Hypertrophic cardiomyopathy (HCM) is caused by mutations in genes encoding sarcomere proteins. Mutations in MYL3, encoding the essential light chain of myosin, are rare and have been associated with sudden death. Both recessive and dominant patterns of inheritance have been suggested. We studied a large family with a 38-year-old asymptomatic HCM-affected male referred because of a murmur. The patient had HCM with left ventricular hypertrophy (max WT 21 mm), a resting left ventricular outflow gradient of 36 mm Hg, and left atrial dilation (54 mm). Genotyping revealed heterozygosity for a novel missense mutation, p.V79I, in MYL3. The mutation was not found in 300 controls, and the patient had no mutations in 10 sarcomere genes. Cascade screening revealed a further nine heterozygote mutation carriers, three of whom had ECG and/or echocardiographic abnormalities but did not fulfil diagnostic criteria for HCM. The penetrance, if we consider this borderline HCM the phenotype of the p.V79I mutation, was 40%, but the mean age of the nonpenetrant mutation carriers is 15, while the mean age of the penetrant mutation carriers is 47. The mutation affects a conserved valine replacing it with a larger isoleucine residue in the region of contact between the light chain and the myosin lever arm. In conclusion, MYL3 mutations can present with low expressivity and late onset.

Figure 1

The structure of the myosin S1 fragment (red) with the essential (ELC) (yellow) and regulatory (RLC) (blue) light chains marked.

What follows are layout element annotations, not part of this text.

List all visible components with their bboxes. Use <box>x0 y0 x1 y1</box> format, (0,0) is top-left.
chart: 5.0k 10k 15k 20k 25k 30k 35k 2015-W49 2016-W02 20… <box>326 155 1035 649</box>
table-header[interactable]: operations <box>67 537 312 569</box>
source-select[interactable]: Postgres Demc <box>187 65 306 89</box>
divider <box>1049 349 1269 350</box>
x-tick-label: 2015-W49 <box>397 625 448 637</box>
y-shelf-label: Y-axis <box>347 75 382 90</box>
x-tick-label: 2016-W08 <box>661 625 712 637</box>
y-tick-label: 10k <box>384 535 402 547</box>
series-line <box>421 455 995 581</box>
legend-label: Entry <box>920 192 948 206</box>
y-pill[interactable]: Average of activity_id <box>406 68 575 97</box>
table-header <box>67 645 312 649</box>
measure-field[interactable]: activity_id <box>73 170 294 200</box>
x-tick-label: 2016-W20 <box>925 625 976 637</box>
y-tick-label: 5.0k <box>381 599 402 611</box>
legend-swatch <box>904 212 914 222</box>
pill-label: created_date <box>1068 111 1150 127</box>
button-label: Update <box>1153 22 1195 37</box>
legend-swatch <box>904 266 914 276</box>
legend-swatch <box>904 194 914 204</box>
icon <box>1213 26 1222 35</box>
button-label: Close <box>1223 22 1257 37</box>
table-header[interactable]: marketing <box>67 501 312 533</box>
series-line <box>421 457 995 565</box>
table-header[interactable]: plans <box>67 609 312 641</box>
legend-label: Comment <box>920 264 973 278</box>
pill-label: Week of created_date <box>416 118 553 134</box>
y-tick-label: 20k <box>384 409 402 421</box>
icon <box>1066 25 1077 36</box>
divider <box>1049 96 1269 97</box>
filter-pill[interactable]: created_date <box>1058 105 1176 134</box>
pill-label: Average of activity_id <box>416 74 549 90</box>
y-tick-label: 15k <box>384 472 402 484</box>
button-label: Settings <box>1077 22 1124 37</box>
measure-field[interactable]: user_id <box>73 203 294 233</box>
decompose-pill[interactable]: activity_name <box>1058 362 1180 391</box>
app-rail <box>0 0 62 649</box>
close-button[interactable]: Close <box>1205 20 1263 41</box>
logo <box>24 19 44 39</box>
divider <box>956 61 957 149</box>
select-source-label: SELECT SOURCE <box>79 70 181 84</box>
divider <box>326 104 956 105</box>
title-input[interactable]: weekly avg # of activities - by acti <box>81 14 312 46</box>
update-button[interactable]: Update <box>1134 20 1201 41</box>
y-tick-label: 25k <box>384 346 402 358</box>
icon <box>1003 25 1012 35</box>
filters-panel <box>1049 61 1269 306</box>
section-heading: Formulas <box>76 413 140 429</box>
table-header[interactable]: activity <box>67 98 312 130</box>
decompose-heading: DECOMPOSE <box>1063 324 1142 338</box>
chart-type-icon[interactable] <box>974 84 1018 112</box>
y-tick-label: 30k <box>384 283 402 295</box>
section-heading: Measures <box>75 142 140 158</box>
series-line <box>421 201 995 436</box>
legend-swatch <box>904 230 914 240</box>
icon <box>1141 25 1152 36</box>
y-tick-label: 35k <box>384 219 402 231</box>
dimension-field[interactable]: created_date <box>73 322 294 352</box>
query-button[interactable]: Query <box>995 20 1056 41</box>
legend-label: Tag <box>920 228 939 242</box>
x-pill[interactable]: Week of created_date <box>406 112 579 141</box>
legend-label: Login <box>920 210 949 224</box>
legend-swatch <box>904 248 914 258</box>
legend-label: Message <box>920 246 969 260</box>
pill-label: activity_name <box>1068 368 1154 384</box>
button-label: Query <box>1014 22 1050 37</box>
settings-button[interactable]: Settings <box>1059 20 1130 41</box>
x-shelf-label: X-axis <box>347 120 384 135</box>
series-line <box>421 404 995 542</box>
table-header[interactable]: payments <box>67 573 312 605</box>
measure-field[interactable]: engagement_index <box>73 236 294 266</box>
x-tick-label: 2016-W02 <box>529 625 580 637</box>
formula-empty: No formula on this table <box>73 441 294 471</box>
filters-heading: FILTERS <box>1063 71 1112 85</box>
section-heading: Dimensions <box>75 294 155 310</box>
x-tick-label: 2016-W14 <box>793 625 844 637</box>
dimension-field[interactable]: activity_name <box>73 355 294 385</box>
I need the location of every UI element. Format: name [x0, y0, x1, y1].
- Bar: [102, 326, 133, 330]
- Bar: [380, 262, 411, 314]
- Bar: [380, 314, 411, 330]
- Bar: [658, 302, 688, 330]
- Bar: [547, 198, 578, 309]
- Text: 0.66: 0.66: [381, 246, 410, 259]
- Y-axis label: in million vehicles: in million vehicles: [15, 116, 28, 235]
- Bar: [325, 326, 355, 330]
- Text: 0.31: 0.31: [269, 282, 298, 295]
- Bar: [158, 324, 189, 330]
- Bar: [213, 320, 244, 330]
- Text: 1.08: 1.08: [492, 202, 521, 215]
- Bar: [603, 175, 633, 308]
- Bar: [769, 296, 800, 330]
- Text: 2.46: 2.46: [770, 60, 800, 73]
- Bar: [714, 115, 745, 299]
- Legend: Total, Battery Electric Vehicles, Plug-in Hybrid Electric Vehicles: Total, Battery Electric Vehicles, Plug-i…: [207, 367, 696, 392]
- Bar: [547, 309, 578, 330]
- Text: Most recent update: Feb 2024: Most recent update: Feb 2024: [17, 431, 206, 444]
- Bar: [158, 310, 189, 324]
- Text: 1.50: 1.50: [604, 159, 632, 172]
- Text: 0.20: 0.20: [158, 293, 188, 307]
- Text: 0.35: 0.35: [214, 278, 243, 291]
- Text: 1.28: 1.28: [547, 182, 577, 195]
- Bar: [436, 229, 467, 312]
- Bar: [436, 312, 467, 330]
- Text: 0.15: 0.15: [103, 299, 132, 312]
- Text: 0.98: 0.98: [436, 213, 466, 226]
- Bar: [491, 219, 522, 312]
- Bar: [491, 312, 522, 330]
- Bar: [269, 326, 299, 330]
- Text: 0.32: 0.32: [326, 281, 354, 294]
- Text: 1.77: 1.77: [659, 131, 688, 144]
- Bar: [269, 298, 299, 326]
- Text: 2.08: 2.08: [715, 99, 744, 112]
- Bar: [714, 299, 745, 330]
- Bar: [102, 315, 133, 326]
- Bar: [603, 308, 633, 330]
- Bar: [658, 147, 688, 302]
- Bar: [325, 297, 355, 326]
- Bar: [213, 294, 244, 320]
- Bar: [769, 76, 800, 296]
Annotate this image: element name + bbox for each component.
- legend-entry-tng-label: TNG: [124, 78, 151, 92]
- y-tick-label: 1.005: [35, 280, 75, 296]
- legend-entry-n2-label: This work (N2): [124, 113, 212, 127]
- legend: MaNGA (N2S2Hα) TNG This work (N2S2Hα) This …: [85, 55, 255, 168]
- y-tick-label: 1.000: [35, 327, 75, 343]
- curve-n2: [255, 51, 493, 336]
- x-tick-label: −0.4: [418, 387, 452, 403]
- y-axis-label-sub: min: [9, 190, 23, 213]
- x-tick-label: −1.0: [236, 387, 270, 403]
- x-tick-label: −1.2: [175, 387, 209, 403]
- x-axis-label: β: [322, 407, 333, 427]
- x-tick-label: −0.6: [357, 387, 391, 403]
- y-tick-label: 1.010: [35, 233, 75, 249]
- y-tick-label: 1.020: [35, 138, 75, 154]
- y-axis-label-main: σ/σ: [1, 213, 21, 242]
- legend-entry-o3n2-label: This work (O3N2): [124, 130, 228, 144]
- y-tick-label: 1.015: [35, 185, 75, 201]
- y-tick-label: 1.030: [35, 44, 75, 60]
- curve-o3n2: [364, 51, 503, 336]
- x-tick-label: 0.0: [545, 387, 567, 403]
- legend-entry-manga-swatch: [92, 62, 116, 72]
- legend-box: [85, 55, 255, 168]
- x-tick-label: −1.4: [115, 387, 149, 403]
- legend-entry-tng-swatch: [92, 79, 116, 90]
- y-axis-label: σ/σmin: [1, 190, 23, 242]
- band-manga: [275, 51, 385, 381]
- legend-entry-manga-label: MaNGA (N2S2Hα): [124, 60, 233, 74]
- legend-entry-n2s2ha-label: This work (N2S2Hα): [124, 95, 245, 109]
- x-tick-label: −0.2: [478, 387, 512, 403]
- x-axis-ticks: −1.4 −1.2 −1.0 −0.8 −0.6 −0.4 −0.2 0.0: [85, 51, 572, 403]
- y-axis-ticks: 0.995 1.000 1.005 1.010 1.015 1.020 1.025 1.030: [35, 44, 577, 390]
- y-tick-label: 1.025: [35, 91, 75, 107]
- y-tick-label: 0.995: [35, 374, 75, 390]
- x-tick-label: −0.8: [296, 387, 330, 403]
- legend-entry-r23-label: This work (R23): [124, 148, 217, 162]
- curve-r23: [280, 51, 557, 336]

The structure is based on the X-ray crystallographic data available in the form of the 2MYS pdb file [43].

Figure 2

The genomic structure of MYL3 with the localization of known disease causing mutations indicated.

Figure 3

The pedigree of the examined family, the proband is marked by arrow. He is the only clinically affected (black symbol), + indicates family members who are heterozygous for the p.V79I mutation, − indicates family members who were genetically assessed and found to be nonmutation carriers. The three family members with borderline HCM are marked by a black quadrant. SB: still birth. SD marks a 19-year-old girl who suddenly died. No further information was available as to the cause of death.

Figure 4

A homology analysis of the known MYL3 mutations, the valine in residue 79 is highly conserved.

Figure 5

The location of the p.V79I mutation (arrow) in the three-dimensional structure of the regulatory domain of myosin (red) with the essential (ELC) (blue) and regulatory (RLC) (yellow) light chain. The other known mutations in ELC are also marked. It is seen that the p.V79I mutation; as well as the pR81H and p.M149V mutation, is located close to the IQ1 motif of the myosin helix. The IQ1 motif is marked by a white arrow. The figure is based on X-ray crystallographic structure of the myosin myosin regulatory domain of the scallop as given in the 1WDC pdb file [32].